Staton is looking for volunteer gardeners to grow loofahs during this year’s growing season, which starts soon. She has growers in Cabot, Conway, Fox, California and South Carolina interested in her endeavor. Growers will keep 10 percent of their loofah crop and donate the rest.

The dried loofah fruits will be sent to Staton’s home.

When a gardener grows loofahs, he will be eligible for a tax deduction.

A portion of the money raised from selling the loofah products will be returned to the seller. The remaining will be used to support organizations that help or care for abused, neglected or abandoned children.

“My gardeners will have different input on where they would like to donate,” she said.

Staton said it is still early enough in the year to plant loofah seeds.

“Gardeners are the foundation of the organization,” Staton said.

A loofah is a fruit that grows on a vine and is part of the cucumber family. Loofahs have a growing season of 140 days.

Seeds are planted around April 15 and the loofahs are left to dry on the vine until October. The fruit’s skin dries out and inside a sponge is formed.

Approximately 10 loofahs grow on each vine. A loofah can produce over 300 seeds. The seeds are kept and used for next year’s planting and the cycle continues.

Staton said the seeds can be used in crafts and jewelry.

The loofah fruit is edible.

“I heard they are bitter.

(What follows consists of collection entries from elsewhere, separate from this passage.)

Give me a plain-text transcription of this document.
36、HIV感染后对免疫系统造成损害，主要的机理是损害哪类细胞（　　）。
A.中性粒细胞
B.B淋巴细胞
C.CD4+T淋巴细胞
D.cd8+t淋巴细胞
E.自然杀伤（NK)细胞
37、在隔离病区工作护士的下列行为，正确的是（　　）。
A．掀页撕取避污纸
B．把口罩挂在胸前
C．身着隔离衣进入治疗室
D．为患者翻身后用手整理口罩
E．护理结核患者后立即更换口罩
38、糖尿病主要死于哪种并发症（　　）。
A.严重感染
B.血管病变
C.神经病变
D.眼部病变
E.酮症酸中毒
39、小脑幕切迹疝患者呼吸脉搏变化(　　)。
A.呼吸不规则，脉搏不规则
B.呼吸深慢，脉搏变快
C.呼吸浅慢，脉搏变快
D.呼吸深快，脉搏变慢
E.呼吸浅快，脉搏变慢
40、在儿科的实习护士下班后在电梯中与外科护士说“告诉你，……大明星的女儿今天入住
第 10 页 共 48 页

I have not tried it,” Staton said.

The whole plant can be used.

“I became aware of using resources, looking for those things that are naturally self-sustaining. If it has more than one use, I am a fan,” Staton said.

The dried loofah skin is removed by soaking the loofah in water.

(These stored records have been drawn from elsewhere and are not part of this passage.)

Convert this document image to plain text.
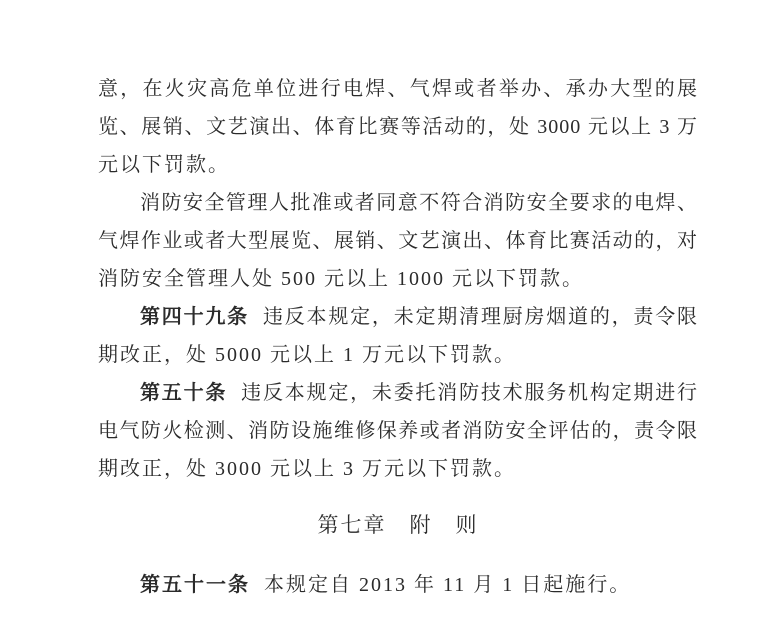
意，在火灾高危单位进行电焊、气焊或者举办、承办大型的展
览、展销、文艺演出、体育比赛等活动的，处 3000 元以上 3 万
元以下罚款。
消防安全管理人批准或者同意不符合消防安全要求的电焊、
气焊作业或者大型展览、展销、文艺演出、体育比赛活动的，对
消防安全管理人处 500 元以上 1000 元以下罚款。
第四十九条 违反本规定，未定期清理厨房烟道的，责令限
期改正，处 5000 元以上 1 万元以下罚款。
第五十条 违反本规定，未委托消防技术服务机构定期进行
电气防火检测、消防设施维修保养或者消防安全评估的，责令限
期改正，处 3000 元以上 3 万元以下罚款。
第七章　附　则
第五十一条 本规定自 2013 年 11 月 1 日起施行。
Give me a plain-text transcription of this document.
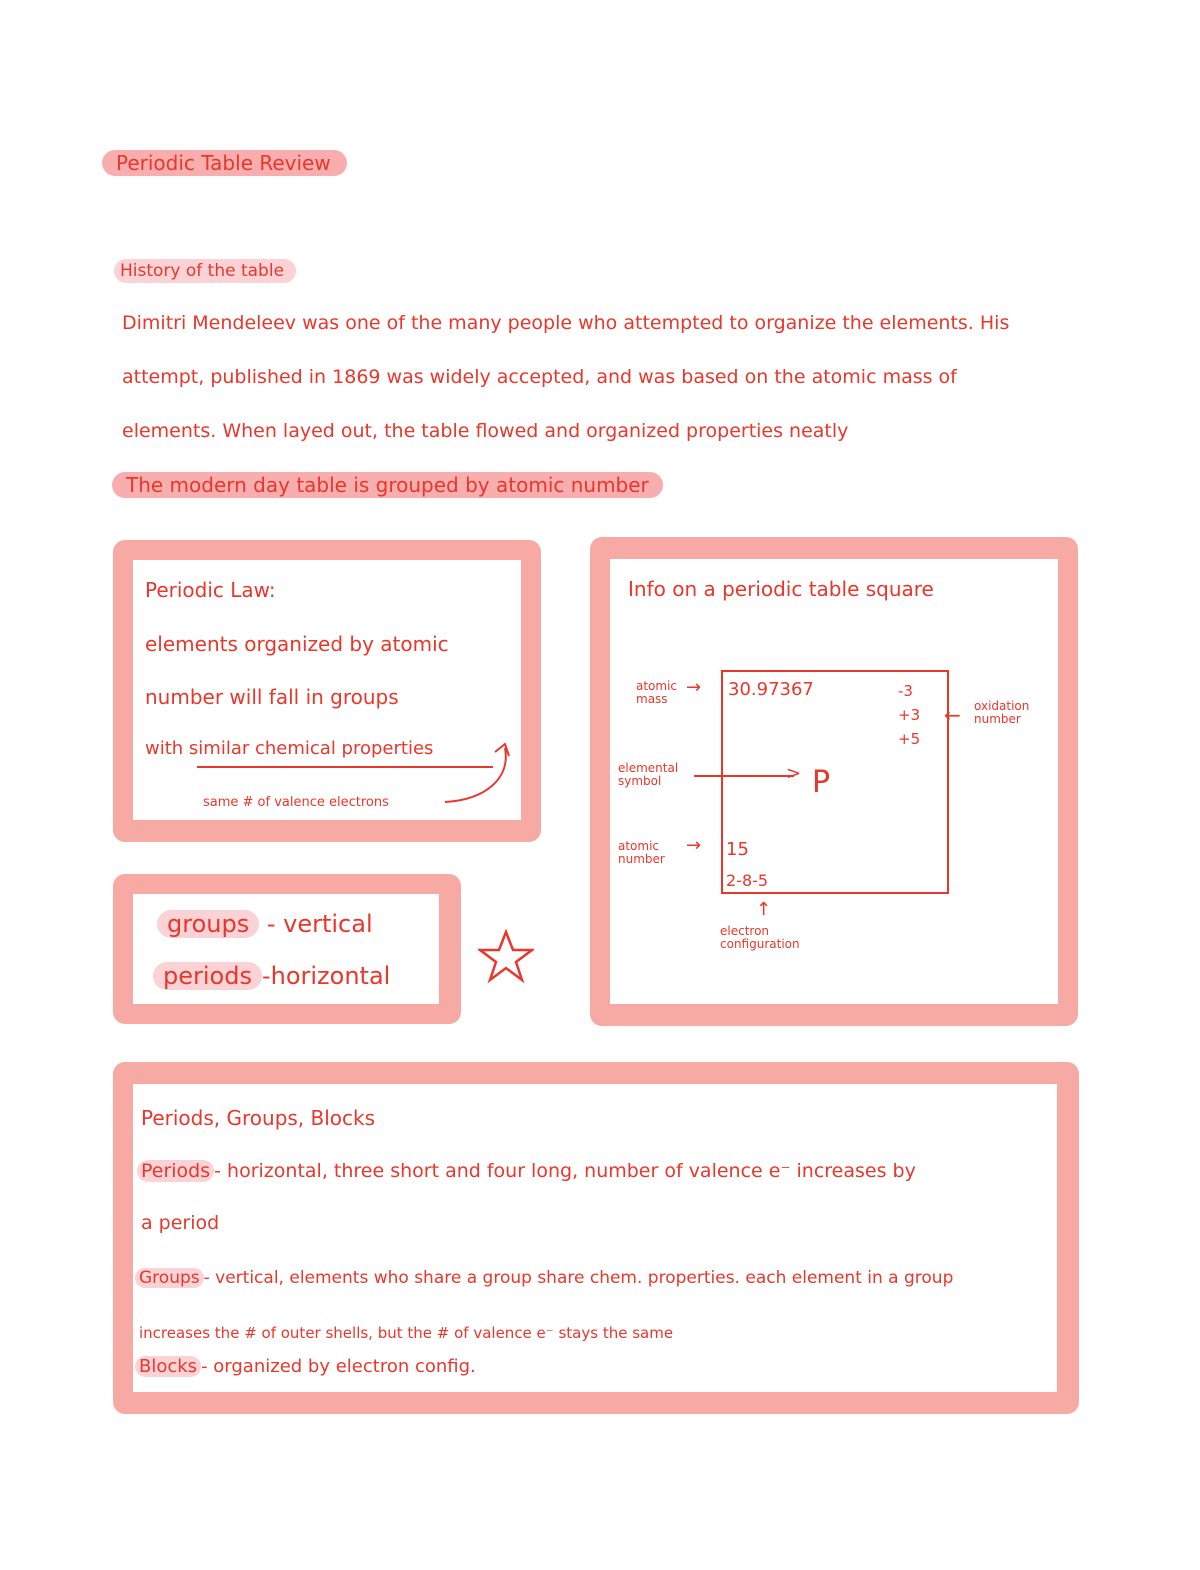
Periodic Table Review
History of the table
Dimitri Mendeleev was one of the many people who attempted to organize the elements. His
attempt, published in 1869 was widely accepted, and was based on the atomic mass of
elements. When layed out, the table flowed and organized properties neatly
The modern day table is grouped by atomic number
Periodic Law:
elements organized by atomic
number will fall in groups
with similar chemical properties
same # of valence electrons
groups - vertical
periods -horizontal
Info on a periodic table square
atomic mass
→ 30.97367	-3
+3
+5
← oxidation number
elemental symbol	> P
atomic number
→ 15
2-8-5
↑
electron configuration
Periods, Groups, Blocks
Periods - horizontal, three short and four long, number of valence e⁻ increases by
a period
Groups - vertical, elements who share a group share chem. properties. each element in a group
increases the # of outer shells, but the # of valence e⁻ stays the same
Blocks - organized by electron config.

She is planning to sell the loofah sponges for around $2 or $3. The sponge is used for bathing and a kitchen cleaner. Staton said the loofah lasts a lot longer than synthetic scrubbers. When a loofah sponge loses its cleaning effectiveness it can be put into the compost pile. The sponges can be used in children’s art projects.

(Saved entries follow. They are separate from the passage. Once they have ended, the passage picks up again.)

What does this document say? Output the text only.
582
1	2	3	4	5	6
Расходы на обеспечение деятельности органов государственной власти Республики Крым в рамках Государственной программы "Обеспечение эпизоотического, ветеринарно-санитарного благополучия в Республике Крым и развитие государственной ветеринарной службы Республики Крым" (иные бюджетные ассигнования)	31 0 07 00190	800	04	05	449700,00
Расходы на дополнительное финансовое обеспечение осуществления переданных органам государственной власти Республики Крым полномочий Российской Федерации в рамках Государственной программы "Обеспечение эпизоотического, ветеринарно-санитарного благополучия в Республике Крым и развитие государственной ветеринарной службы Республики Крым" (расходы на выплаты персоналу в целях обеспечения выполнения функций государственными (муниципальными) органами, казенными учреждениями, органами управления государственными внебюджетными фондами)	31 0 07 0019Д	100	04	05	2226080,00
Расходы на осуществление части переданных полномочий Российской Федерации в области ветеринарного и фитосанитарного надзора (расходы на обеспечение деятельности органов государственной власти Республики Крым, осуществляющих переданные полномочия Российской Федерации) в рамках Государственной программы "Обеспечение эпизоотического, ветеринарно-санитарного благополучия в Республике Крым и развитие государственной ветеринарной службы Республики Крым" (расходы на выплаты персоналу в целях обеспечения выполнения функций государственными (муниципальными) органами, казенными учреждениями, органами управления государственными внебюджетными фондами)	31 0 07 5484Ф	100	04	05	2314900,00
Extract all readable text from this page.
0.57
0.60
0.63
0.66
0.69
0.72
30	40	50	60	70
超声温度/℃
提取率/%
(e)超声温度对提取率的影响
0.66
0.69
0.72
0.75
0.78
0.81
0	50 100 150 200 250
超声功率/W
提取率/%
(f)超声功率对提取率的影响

The skins and vines are cooked. They are mixed with old newsprint to make art canvases, greeting and thank-you cards.

Staton grew up in Texas and was raised by her grandparents.Her grandfather grew fruits and vegetables. Staton started gardening seven years ago after her daughter Victoria was born. She said her father-in-law, Bill Staton, was a master gardener.

Her husband, Shane, is a youth pastor at Cabot First United Methodist Church. He builds raised flower beds for Staton. Their daughter helps with watering the plants.

Staton was a Garland County master gardener before her family moved to Cabot over a year ago. She has a master’s degree in world mission from the Asbury Theological Seminary in Kentucky.

She is working on a doctorate degree in counseling psychology at the University of Central Arkansas in Conway.

“I’ve become more aware of the need in the state especially for children,” Staton said.

She said she loves growing things and using that love to help others.